И дается ему вдруг озарение, что Я отдельно, а жизнь отдельно; что семья, как работа, а работа, как семья; что воля, как обман, а обман, как воля. И вспоминает, как когда-то хотел он забраться за белую высокую стену хлебозавода, и как, подставляя и подставляя ящики… И вдруг ловит себя на странном желании, как нестерпимо хочется ему прыгнуть сейчас головой вниз с этого последнего этажа.
И, сам не веря себе, уже перелезает он через перила, и…

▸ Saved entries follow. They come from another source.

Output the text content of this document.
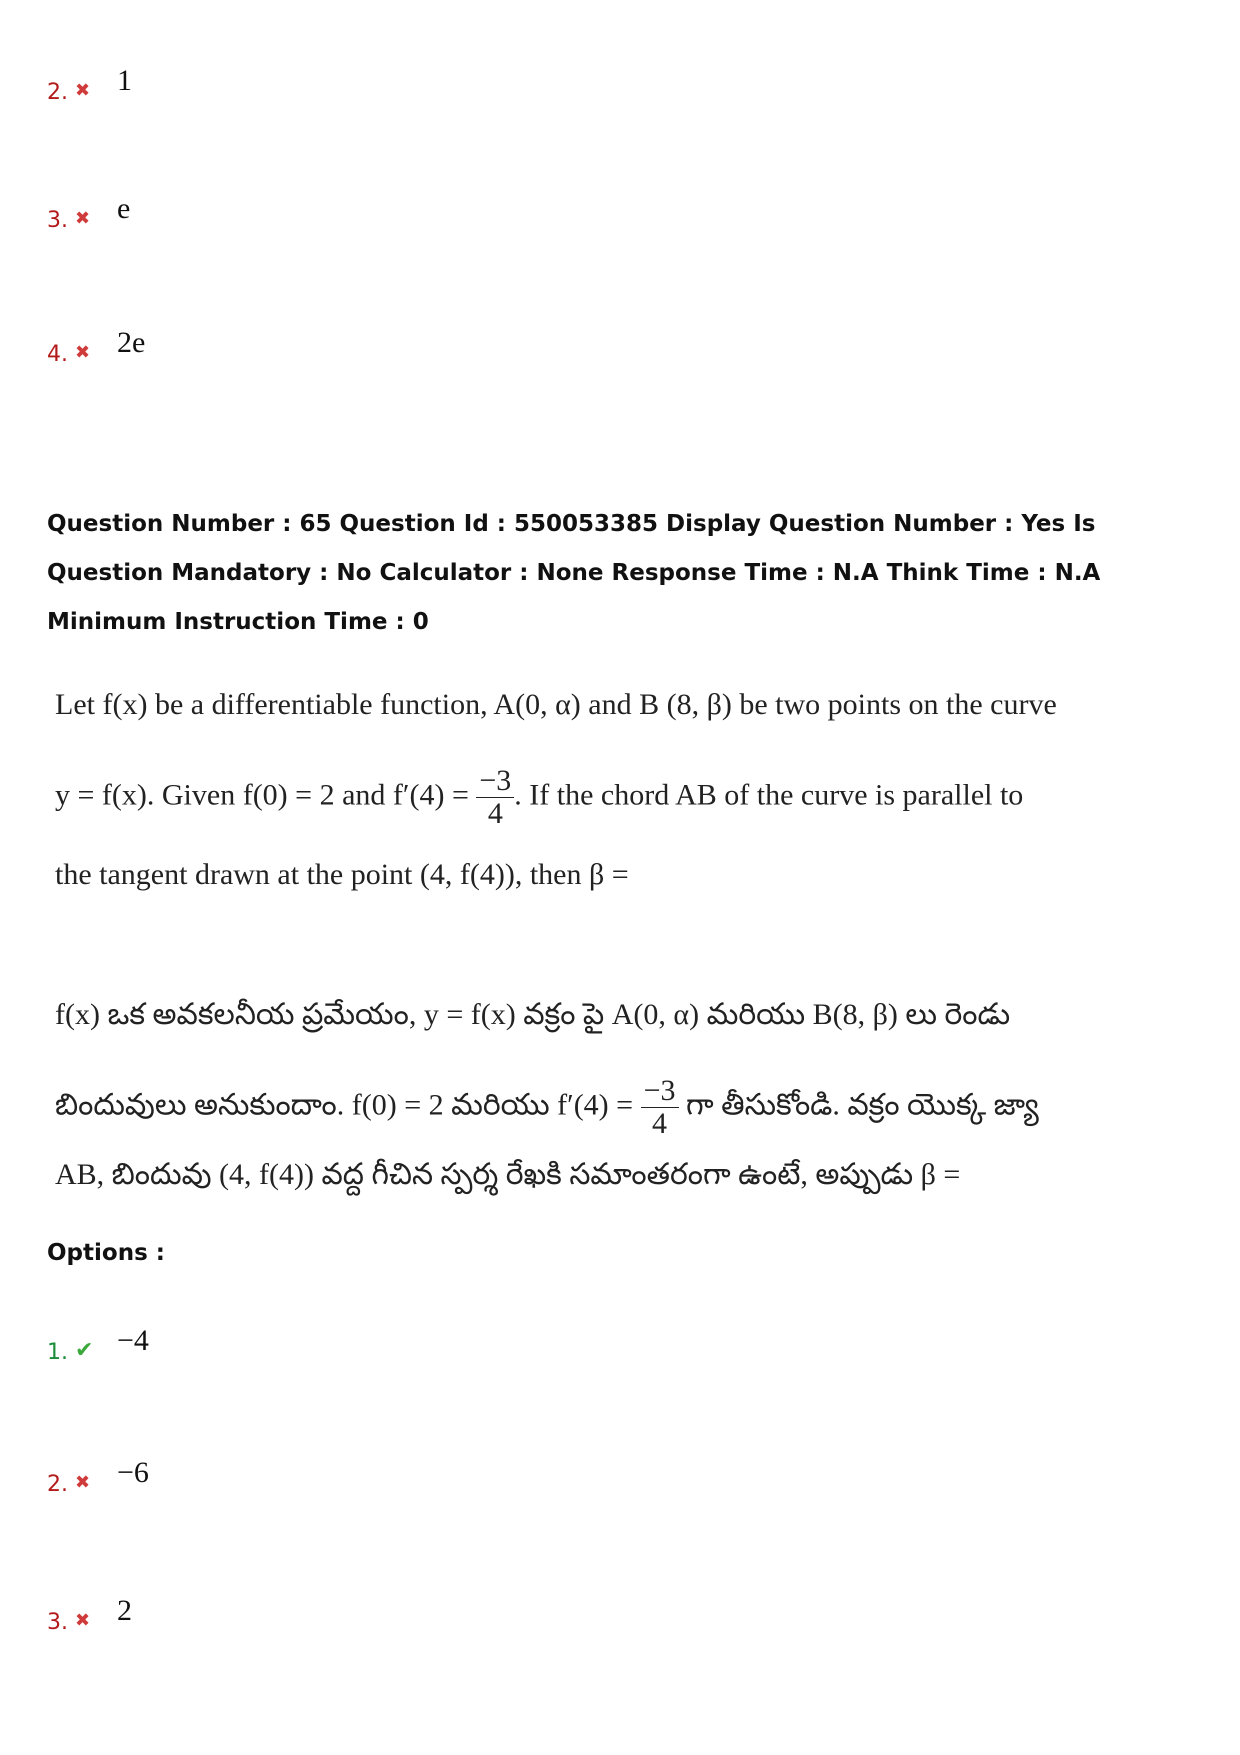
2. ✖ 1
3. ✖ e
4. ✖ 2e
Question Number : 65 Question Id : 550053385 Display Question Number : Yes Is Question Mandatory : No Calculator : None Response Time : N.A Think Time : N.A Minimum Instruction Time : 0

Let f(x) be a differentiable function, A(0, α) and B (8, β) be two points on the curve

y = f(x). Given f(0) = 2 and $f'(4) = \frac{-3}{4}$ . If the chord AB of the curve is parallel to

the tangent drawn at the point (4, f(4)), then β =

f(x) ఒక అవకలనీయ ప్రమేయం, y = f(x) వక్రం పై A(0, α) మరియు B(8, β) లు రెండు

బిందువులు అనుకుందాం. f(0) = 2 మరియు $f'(4) = \frac{-3}{4}$ గా తీసుకోండి. వక్రం యొక్క జ్యా

AB, బిందువు (4, f(4)) వద్ద గీచిన స్పర్శ రేఖకి సమాంతరంగా ఉంటే, అప్పుడు β =

Options :
1. ✔ −4
2. ✖ −6
3. ✖ 2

И уже летит, летит головой вниз, и… да, просто летит вниз, потому что жизнь… да, а что жизнь? Ибо бонус есмь семью семь предсмертный видеоклип, сорок девять, типа, минус сорок восемь. Хороший вечер, дразнящий метроном, волокнистый туман, пьяное солнце, самое время прогнать сонату, пока не пришли гости, еще хотя бы разок… А уже летит… Блять, зря прыгнул, на хуя прыгнул!.. А уже все, пиздец, обратно никак, ибо налетает уже асфальтовая земля… Голова, разбитая, как арбуз, ноги, вывернутые… Вон там торчит… Обломок позвоночника… Скрипящие старушенции надсадно отпразднуют его день рождения… Смаковать, смаковать, смаковать… Но пока же еще летит! И думает, что делать? А уже почти пиздец. И молится, и плачет. И от необратимости начинает мутить его, начинает тошнить его, начинает подкатывать к горлу. И с кабаньим клекотом вырывается. А он все клянется, все просит, все умоляет. А от необратимости не держится уже, и вылетает еще и струйкой горячей в штанину. И тогда винит себя, что не смог закончить по-человечески. А от необратимости (да, вот такая мерзкая штука) уже пучит и корчит. И он пытается удержать, а сфинктер (вот, собака!) не дает удержать. И уже пробрасывает и по большому. Как кабана, как ихтиозавра, как кита. Бог, помоги! А Бог не помогает. А чего тут помогать, когда осталось уже метра два, или три, ну, может, от силы три с половиной. Кончается видеоклип, и остались только титры. Такой-то, типа, такой-то, родился, типа, тогда-то. Ну а тогда-то, типа… Типа сегодняшнее число, и месяц, типа, и год. А лето-то, блять, в самом расцвете! Ай, какое лето распрекрасное! И липа тебе – невеста, и тополь – король, и астры, как в консерватории. Ах, как дивно! Как хочется жить! Песочница с карапузами у соседнего коттеджа, мамочки с колясочками и с молочком. Доносится адажио. Зачем головой об асфальт биться? И плачет от муки нестерпимой, и сохнут слезы на его лице от налетающего снизу воздуха…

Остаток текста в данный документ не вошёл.